2. The second component is the positioning of the feet in a boxing stance, with the non-shooting side foot ahead of the shooting side foot. A person shooting right-handed will have the right foot angled out to approximately forty-five degrees to the side and to the rear at shoulder length. Most of the shooter's weight will be on the forward foot, with the forward knee slightly bent and the rear leg nearly straight. The shooter's upper torso should be leaning forward at the hips, aiming the shoulders towards the forward foot. The rear foot will help catch the force of recoil, as well as allow for rapid changes in position. Both of the shooter's knees should be slightly bent and the shooter should be bending forward at the waist as if preparing to be pushed backward.

A left-handed shooter would reverse the hands and the footing, respectively.

== Modern technique ==
The Weaver stance is one of the four components of the modern technique of shooting developed by Jeff Cooper. The others are a large-caliber handgun, flash sight picture, and compressed surprise break.

== History ==
The Weaver stance was developed in 1959 by pistol shooter and deputy sheriff Jack Weaver, a range officer at the L.A. County Sheriff's Mira Loma pistol range.
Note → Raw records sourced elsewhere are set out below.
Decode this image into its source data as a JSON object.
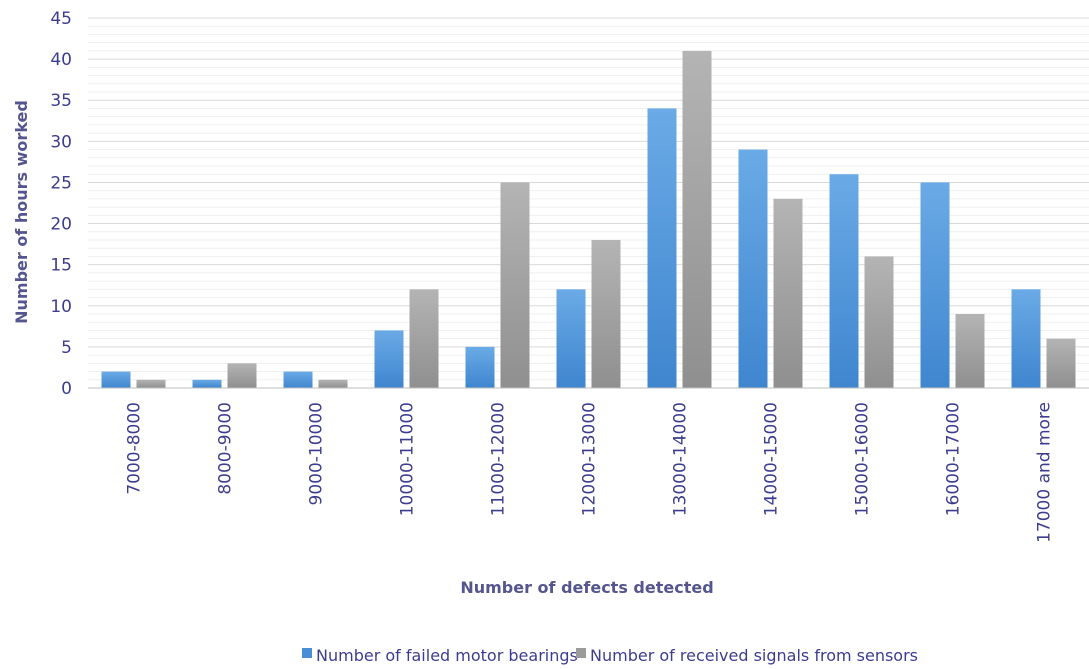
{
  "chart_data": {
    "type": "bar",
    "title": "",
    "xlabel": "Number of defects detected",
    "ylabel": "Number of hours worked",
    "ylim": [
      0,
      45
    ],
    "yticks": [
      0,
      5,
      10,
      15,
      20,
      25,
      30,
      35,
      40,
      45
    ],
    "grid": "horizontal",
    "legend_position": "bottom",
    "categories": [
      "7000-8000",
      "8000-9000",
      "9000-10000",
      "10000-11000",
      "11000-12000",
      "12000-13000",
      "13000-14000",
      "14000-15000",
      "15000-16000",
      "16000-17000",
      "17000 and more"
    ],
    "series": [
      {
        "name": "Number of failed motor bearings",
        "color": "#4a8fd6",
        "values": [
          2,
          1,
          2,
          7,
          5,
          12,
          34,
          29,
          26,
          25,
          12
        ]
      },
      {
        "name": "Number of received signals from sensors",
        "color": "#9b9b9b",
        "values": [
          1,
          3,
          1,
          12,
          25,
          18,
          41,
          23,
          16,
          9,
          6
        ]
      }
    ]
  }
}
At the time, Weaver was competing in Jeff Cooper's "Leatherslap" matches: quick draw, man-on-man competition in which two shooters vied to pop twelve 18" wide balloons set up 21 feet away, whichever shooter burst all the balloons first winning the bout. Weaver developed his technique as a way to draw a handgun quickly to eye level and use the weapon's sights to aim more accurately, and immediately began winning against opponents predominantly using point shooting techniques.

The Weaver technique was dubbed the "Weaver Stance" by gun writer and firearms instructor Jeff Cooper. Cooper widely publicized the Weaver stance in several of his books, as well as in articles published in the then-fledgling Guns & Ammo magazine. When Cooper started the American Pistol Institute firearms training school, now the Gunsite Training Center, in 1977, his modern technique of the pistol was built around a somewhat formalized "Classic Weaver Stance". Due to Cooper's influence, the Weaver stance became very popular among firearm professionals and enthusiasts.

== Notes ==
- Although the Weaver Stance was originally designed for pistols, it can be applied to virtually any type of firearm. However, the main principles of the stance must still be applied (support foot rear at shoulder length with support foot at forty-five degrees while support hand supports the weight of the firearm). This technique has many variations including stances with the support hand carrying a flashlight, knife, baton or other item.
- Although this firearm technique is still popular among shooting enthusiasts and firearm professionals, many current firearm instructors favor the Isosceles Stance.